The kit measures accumulation of a protein that is a marker for the disease – a rare advance in tackling a condition that affects millions worldwide.

Japan’s Sysmex Corp says it has received regulatory approval in Japan for a blood test to detect amyloid beta in the brain, a characteristic of Alzheimer’s disease.

The company developed the test with Japanese drugmaker Eisai Co and gained approval from regulators on December 19, it said in a statement on Thursday.

The test kit is being seen as a rare advance in tackling a condition that affects tens of millions worldwide.

The kit uses a small amount of the patient’s blood to measure amyloid beta accumulation in the brain, allowing for earlier diagnosis and treatment.

Sysmex, a maker of medical equipment and clinical tests, said it was preparing for market introduction as soon as possible.

Eisai and its United States-based partner Biogen Inc are planning to seek full approval of their experimental Alzheimer’s drug lecanemab in the US, Europe and Japan next year.

Current existing methods of diagnosing Alzheimer’s are expensive and medically intrusive, often involving a brain scan or spinal tap.

“Sysmex has been developing a technology to more quickly and readily identify the accumulation of [amyloid beta] in the brain in order to solve issues in the diagnosis of Alzheimer’s disease,” the company said.

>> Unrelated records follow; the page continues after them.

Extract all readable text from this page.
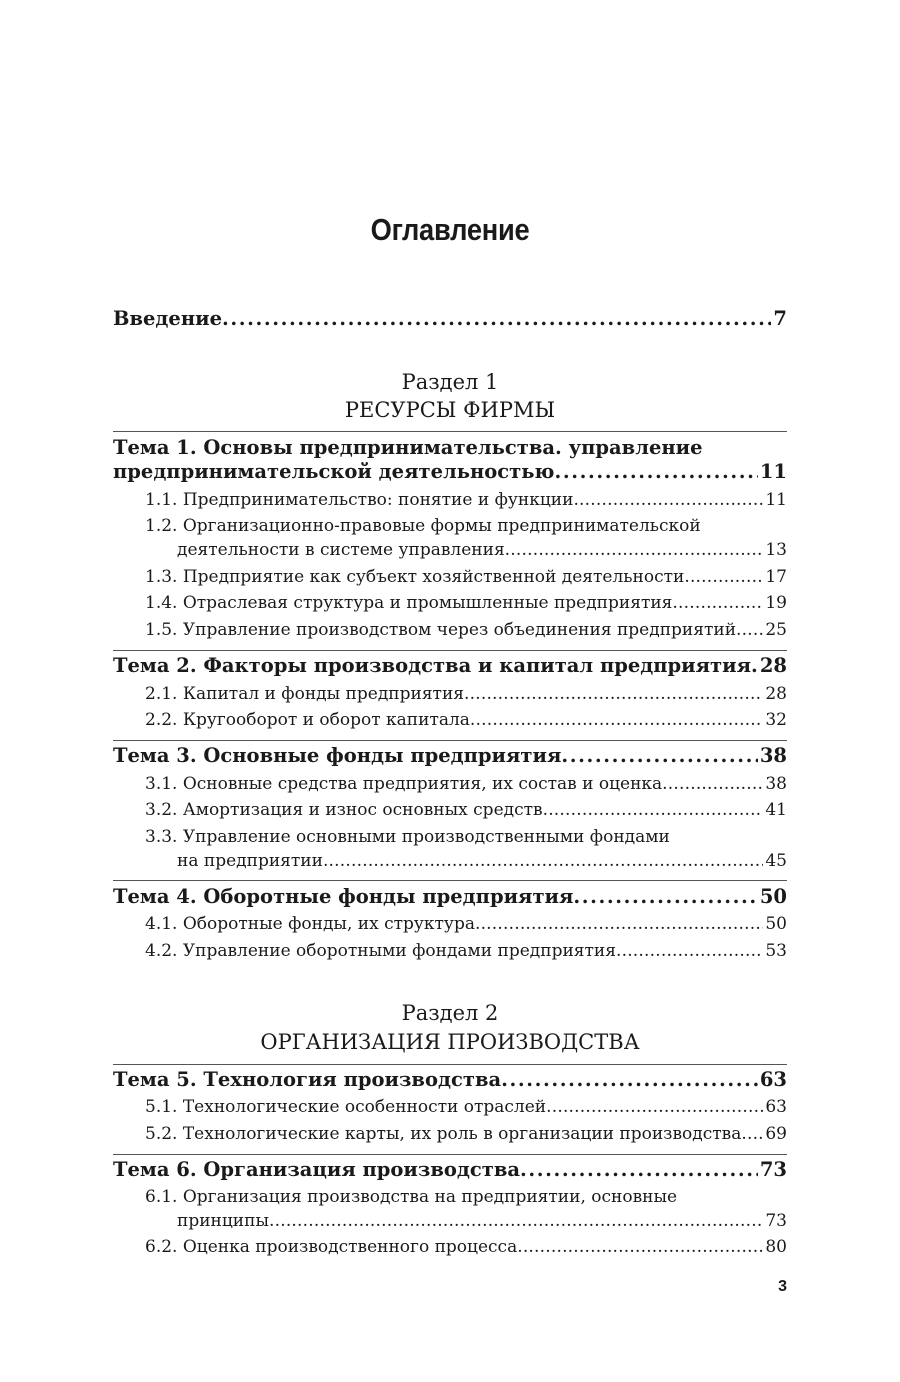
Оглавление
Введение . . .	7
Раздел 1
РЕСУРСЫ ФИРМЫ
Тема 1. Основы предпринимательства. управление
предпринимательской деятельностью . . .	11
1.1. Предпринимательство: понятие и функции . . .	11
1.2. Организационно-правовые формы предпринимательской
деятельности в системе управления . . .	13
1.3. Предприятие как субъект хозяйственной деятельности . . .	17
1.4. Отраслевая структура и промышленные предприятия . . .	19
1.5. Управление производством через объединения предприятий . . . 25
Тема 2. Факторы производства и капитал предприятия . . . 28
2.1. Капитал и фонды предприятия . . .	28
2.2. Кругооборот и оборот капитала . . .	32
Тема 3. Основные фонды предприятия . . .	38
3.1. Основные средства предприятия, их состав и оценка . . .	38
3.2. Амортизация и износ основных средств . . .	41
3.3. Управление основными производственными фондами
на предприятии . . .	45
Тема 4. Оборотные фонды предприятия . . .	50
4.1. Оборотные фонды, их структура . . .	50
4.2. Управление оборотными фондами предприятия . . .	53
Раздел 2
ОРГАНИЗАЦИЯ ПРОИЗВОДСТВА
Тема 5. Технология производства . . .	63
5.1. Технологические особенности отраслей . . .	63
5.2. Технологические карты, их роль в организации производства . . . 69
Тема 6. Организация производства . . .	73
6.1. Организация производства на предприятии, основные
принципы . . .	73
6.2. Оценка производственного процесса . . .	80
3
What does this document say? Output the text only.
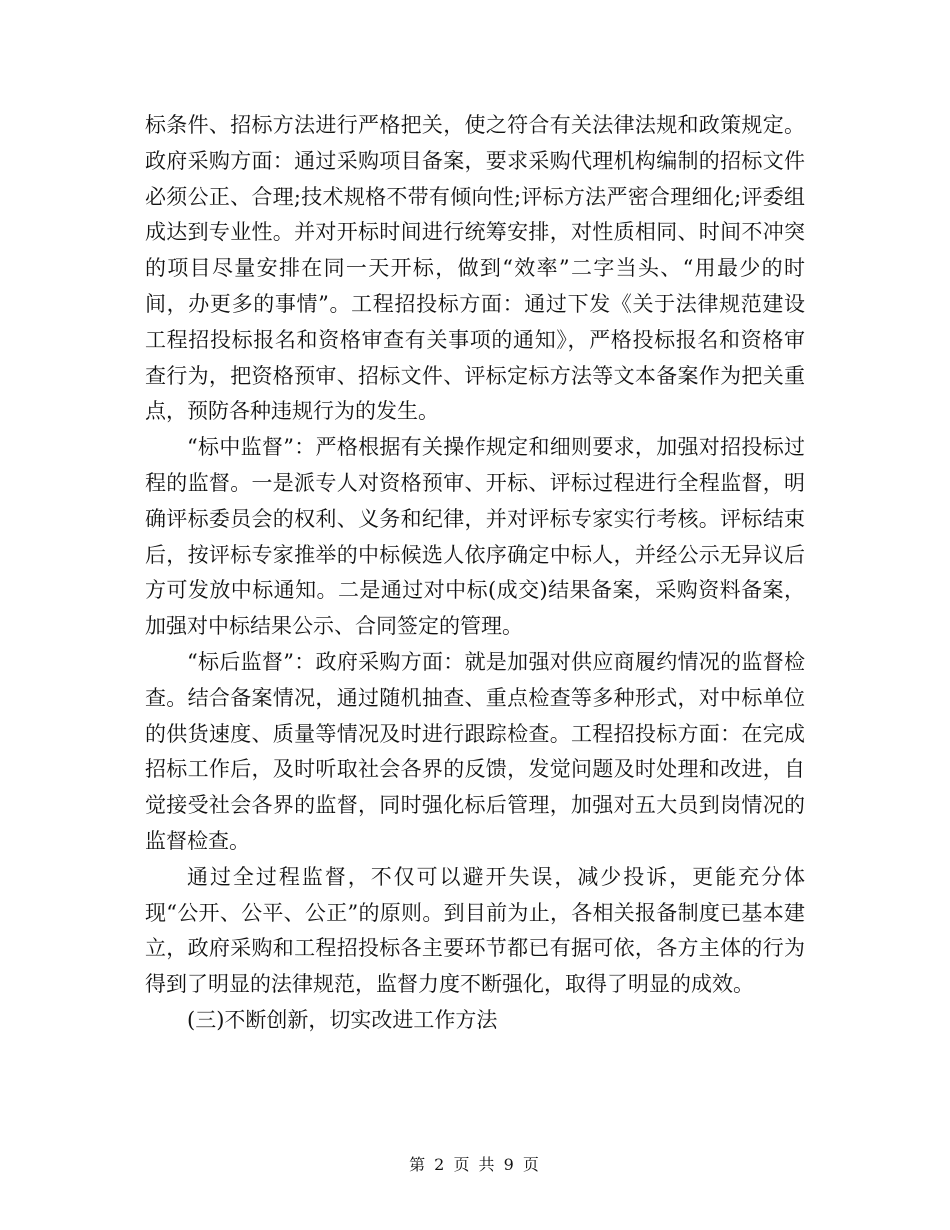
标条件、招标方法进行严格把关，使之符合有关法律法规和政策规定。政府采购方面：通过采购项目备案，要求采购代理机构编制的招标文件必须公正、合理;技术规格不带有倾向性;评标方法严密合理细化;评委组成达到专业性。并对开标时间进行统筹安排，对性质相同、时间不冲突的项目尽量安排在同一天开标，做到“效率”二字当头、“用最少的时间，办更多的事情”。工程招投标方面：通过下发《关于法律规范建设工程招投标报名和资格审查有关事项的通知》，严格投标报名和资格审查行为，把资格预审、招标文件、评标定标方法等文本备案作为把关重点，预防各种违规行为的发生。

“标中监督”：严格根据有关操作规定和细则要求，加强对招投标过程的监督。一是派专人对资格预审、开标、评标过程进行全程监督，明确评标委员会的权利、义务和纪律，并对评标专家实行考核。评标结束后，按评标专家推举的中标候选人依序确定中标人，并经公示无异议后方可发放中标通知。二是通过对中标(成交)结果备案，采购资料备案，加强对中标结果公示、合同签定的管理。

“标后监督”：政府采购方面：就是加强对供应商履约情况的监督检查。结合备案情况，通过随机抽查、重点检查等多种形式，对中标单位的供货速度、质量等情况及时进行跟踪检查。工程招投标方面：在完成招标工作后，及时听取社会各界的反馈，发觉问题及时处理和改进，自觉接受社会各界的监督，同时强化标后管理，加强对五大员到岗情况的监督检查。

通过全过程监督，不仅可以避开失误，减少投诉，更能充分体现“公开、公平、公正”的原则。到目前为止，各相关报备制度已基本建立，政府采购和工程招投标各主要环节都已有据可依，各方主体的行为得到了明显的法律规范，监督力度不断强化，取得了明显的成效。

(三)不断创新，切实改进工作方法

第 2 页 共 9 页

“Unlike conventional testing methods … [the kit] allows testing with blood, thus reducing the physical, emotional, and financial burden on patients,” it added.

The US-based Alzheimer’s Association says “an urgent need exists for simple, inexpensive, non-invasive and easily available diagnostic tools such as blood tests to diagnose the disease”.

“In the future, they are very likely to revolutionise the diagnostic process for Alzheimer’s and all other dementia,” the group says on its website.

Data showed last month that a new drug called lecanemab slowed cognitive decline in Alzheimer’s patients by 27 percent across an 18-month period.

The drug also appeared to have adverse effects including brain bleeds and swelling but was largely hailed as offering a “real treatment option” for those with degenerative cognitive disease.

In Alzheimer’s disease, two key proteins, tau and amyloid beta, build up into tangles and plaques, known together as aggregates, which cause brain cells to die and lead to brain shrinkage.